Technocrats are needed for the propelling of economic growth but a Southern country’s main approach to development cannot be entirely technocratic in nature. The well being of the people and how it is affected by such growth strategies need to be prime focuses in discussions on development. Accordingly, discourses on how poverty alleviation could be facilitated need urgent initiation and perpetuation. There is no getting away from people’s empowerment.

In the South over the decades, the above themes have been, more or less, allowed to lapse in discussions on development. With economic liberalization and ‘market economics’ being allowed to eclipse development, correctly understood, people’s well being could be said to have been downplayed by Southern governments.

The development issues of Southern publics could be also said to have been compounded over the years as a result of the hemisphere lacking a single and effective ‘voice’ that could consistently and forcefully take up its questions with the global powers and institutions that matter. That is, the South lacks an all-embracing, umbrella organization that could bring together and muster the collective will of the South and work towards the realization of its best interests.

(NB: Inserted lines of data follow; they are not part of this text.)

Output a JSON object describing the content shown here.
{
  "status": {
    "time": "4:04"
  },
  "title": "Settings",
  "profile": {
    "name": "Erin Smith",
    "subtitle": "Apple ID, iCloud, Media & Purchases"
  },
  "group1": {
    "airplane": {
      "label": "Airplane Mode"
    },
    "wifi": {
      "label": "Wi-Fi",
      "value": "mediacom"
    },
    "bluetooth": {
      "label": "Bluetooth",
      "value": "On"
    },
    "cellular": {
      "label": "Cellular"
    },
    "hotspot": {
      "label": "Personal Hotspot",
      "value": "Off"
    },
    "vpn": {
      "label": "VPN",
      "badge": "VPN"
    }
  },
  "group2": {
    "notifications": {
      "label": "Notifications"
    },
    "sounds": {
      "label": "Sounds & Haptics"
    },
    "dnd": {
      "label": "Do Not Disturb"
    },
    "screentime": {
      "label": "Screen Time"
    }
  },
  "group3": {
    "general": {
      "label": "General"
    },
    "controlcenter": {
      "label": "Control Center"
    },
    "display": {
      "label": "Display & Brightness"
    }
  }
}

This columnist has time and again brought up the need for concerned Southern sections to explore the potential within the now virtually moribund Non-Aligned Movement to reactivate itself and fill the above lacuna in the South’s organizational and mobilization capability. In its heyday NAM not only possessed this institutional capability but had ample ‘voice power’ in the form of its founding fathers, with Jawaharlal Nehru of India, for example, proving a power to reckon with in this regard. The lack of such leaders at present needs to be factored in as well as accounting for the South’s lack of power and presence in the deliberative forums of the world that have a bearing on the hemisphere’s well being.

The Executive Director of the RCSS, Ambassador (Retd) Ravinatha Aryasinha, articulated some interesting thoughts on the above and related questions at a forum a couple of months back. Speaking at the launching of the book authored by Prof. Gamini Keerewella titled, ‘Reimagining International Relations from a Global South Perspective’, at the Bandaranaike Centre for International Studies, Colombo, Amb. Aryasinha said, among other things: ‘Historically, there is a precedent that has been realized by the Non-Aligned group of countries – unfortunately, rather than being reformed and modified at the end of the Cold War, it has been tossed away.’

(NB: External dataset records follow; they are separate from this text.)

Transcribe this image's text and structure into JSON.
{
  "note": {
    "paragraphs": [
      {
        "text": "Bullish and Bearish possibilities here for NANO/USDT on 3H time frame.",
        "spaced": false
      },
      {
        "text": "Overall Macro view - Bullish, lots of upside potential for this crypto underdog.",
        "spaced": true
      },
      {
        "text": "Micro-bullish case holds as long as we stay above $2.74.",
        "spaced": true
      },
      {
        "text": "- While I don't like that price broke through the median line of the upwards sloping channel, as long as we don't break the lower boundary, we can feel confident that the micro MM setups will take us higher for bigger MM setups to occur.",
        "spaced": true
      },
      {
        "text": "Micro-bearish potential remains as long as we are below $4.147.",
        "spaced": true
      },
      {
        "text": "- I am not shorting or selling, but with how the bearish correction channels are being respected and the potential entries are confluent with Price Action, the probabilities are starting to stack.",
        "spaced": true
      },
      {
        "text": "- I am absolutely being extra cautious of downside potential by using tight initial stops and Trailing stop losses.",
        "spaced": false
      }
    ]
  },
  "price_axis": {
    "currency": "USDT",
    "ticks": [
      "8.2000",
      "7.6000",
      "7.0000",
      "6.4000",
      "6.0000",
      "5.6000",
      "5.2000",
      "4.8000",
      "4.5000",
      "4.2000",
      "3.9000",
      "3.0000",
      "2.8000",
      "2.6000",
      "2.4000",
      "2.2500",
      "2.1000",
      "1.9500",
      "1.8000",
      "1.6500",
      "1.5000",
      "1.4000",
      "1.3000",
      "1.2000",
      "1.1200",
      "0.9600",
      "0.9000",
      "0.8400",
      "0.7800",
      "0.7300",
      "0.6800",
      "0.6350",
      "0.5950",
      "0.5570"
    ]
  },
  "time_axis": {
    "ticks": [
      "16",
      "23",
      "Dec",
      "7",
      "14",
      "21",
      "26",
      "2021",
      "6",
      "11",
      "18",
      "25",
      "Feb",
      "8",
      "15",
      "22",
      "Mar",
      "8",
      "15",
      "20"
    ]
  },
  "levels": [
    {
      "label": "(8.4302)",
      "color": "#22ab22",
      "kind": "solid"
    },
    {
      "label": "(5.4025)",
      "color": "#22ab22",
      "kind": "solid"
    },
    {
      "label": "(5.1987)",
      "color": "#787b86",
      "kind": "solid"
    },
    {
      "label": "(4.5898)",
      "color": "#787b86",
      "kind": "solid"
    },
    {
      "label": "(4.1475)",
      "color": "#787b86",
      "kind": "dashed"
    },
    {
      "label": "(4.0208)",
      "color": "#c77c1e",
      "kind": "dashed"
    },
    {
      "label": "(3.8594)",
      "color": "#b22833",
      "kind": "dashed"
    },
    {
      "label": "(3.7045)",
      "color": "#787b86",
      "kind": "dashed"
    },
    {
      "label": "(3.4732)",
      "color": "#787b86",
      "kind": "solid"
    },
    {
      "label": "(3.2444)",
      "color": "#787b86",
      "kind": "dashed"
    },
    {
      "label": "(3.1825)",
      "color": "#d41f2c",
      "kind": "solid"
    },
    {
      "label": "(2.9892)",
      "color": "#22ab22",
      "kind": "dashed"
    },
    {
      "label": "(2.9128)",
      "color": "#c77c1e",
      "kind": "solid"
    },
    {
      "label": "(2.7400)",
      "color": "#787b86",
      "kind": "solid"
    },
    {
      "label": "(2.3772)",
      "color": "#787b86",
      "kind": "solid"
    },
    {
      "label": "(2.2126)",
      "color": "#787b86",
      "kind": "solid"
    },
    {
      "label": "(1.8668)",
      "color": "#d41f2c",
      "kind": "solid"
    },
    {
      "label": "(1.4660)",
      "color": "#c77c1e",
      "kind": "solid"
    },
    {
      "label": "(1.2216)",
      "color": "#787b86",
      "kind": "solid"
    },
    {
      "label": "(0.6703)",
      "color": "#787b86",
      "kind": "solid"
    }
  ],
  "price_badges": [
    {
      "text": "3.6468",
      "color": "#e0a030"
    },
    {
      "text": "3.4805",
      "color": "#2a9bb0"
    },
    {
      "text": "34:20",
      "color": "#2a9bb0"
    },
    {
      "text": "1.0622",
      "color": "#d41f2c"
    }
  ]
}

The inability of the nominally existent NAM to come out of its state of veritable paralysis and voice and act in the name of the South in the current international crises lends credence to the view that the organization has allowed itself to be ‘tossed away.’ The challenge before NAM is to prove that it is by no means a spent force.

As indicated, NAM needs vibrant voices that could advocate value-based advancement for the global South. Moral principles need to triumph over Realpolitik. Such transformative changes could come to pass if there is a fresh meeting of enlightened minds within the South. Pakistan by offering to mediate in the ongoing conflict between the US and Iran, for instance, proved that there are still states within the South that could look beyond narrow self-interest and work towards some collective goals. Hopefully, Pakistan’s example will be emulated.

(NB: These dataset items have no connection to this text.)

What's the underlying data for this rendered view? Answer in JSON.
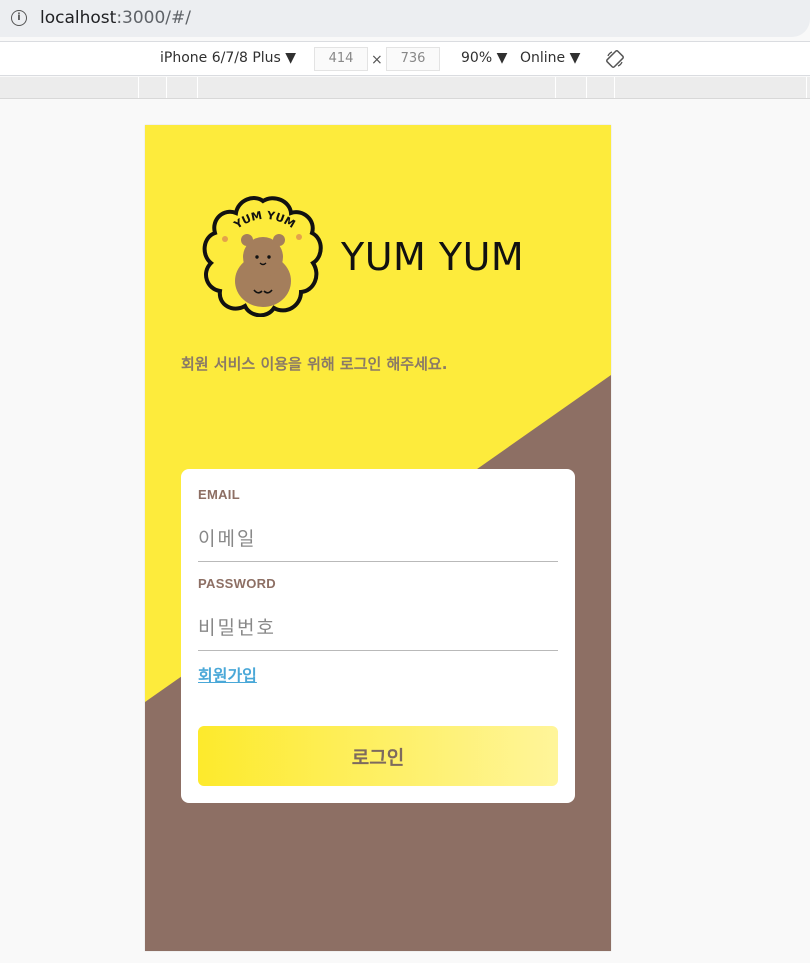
{
  "browser": {
    "url_host": "localhost",
    "url_path": ":3000/#/"
  },
  "devtools": {
    "device": "iPhone 6/7/8 Plus ▼",
    "width": "414",
    "times": "×",
    "height": "736",
    "zoom": "90% ▼",
    "network": "Online ▼"
  },
  "app": {
    "logo_text": "YUM YUM",
    "brand_name": "YUM YUM",
    "subtitle": "회원 서비스 이용을 위해 로그인 해주세요.",
    "colors": {
      "yellow": "#fdeb3c",
      "brown": "#8d6f64",
      "link": "#4aa8d8"
    }
  },
  "login": {
    "email_label": "EMAIL",
    "email_placeholder": "이메일",
    "password_label": "PASSWORD",
    "password_placeholder": "비밀번호",
    "signup_link": "회원가입",
    "login_button": "로그인"
  }
}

Along with Pakistan some Gulf states have shown willingness to work towards a de-escalation of the present hostilities in West Asia. This could be a beginning for the undertaking of more ambitious, collective projects by the South that have as their goals political solutions to current international crises. These developments prove that the South is not bereft of visionary thinking that could lay the basis for a measure of world peace. That is, there are grounds to be hopeful.

NAM needs to see it as its responsibility to make good use of these hopeful signs to bring the South together once again and work towards the realization of its founding principles, such as initiating value-based international politics and laying the basis for the collective economic betterment of Southern people.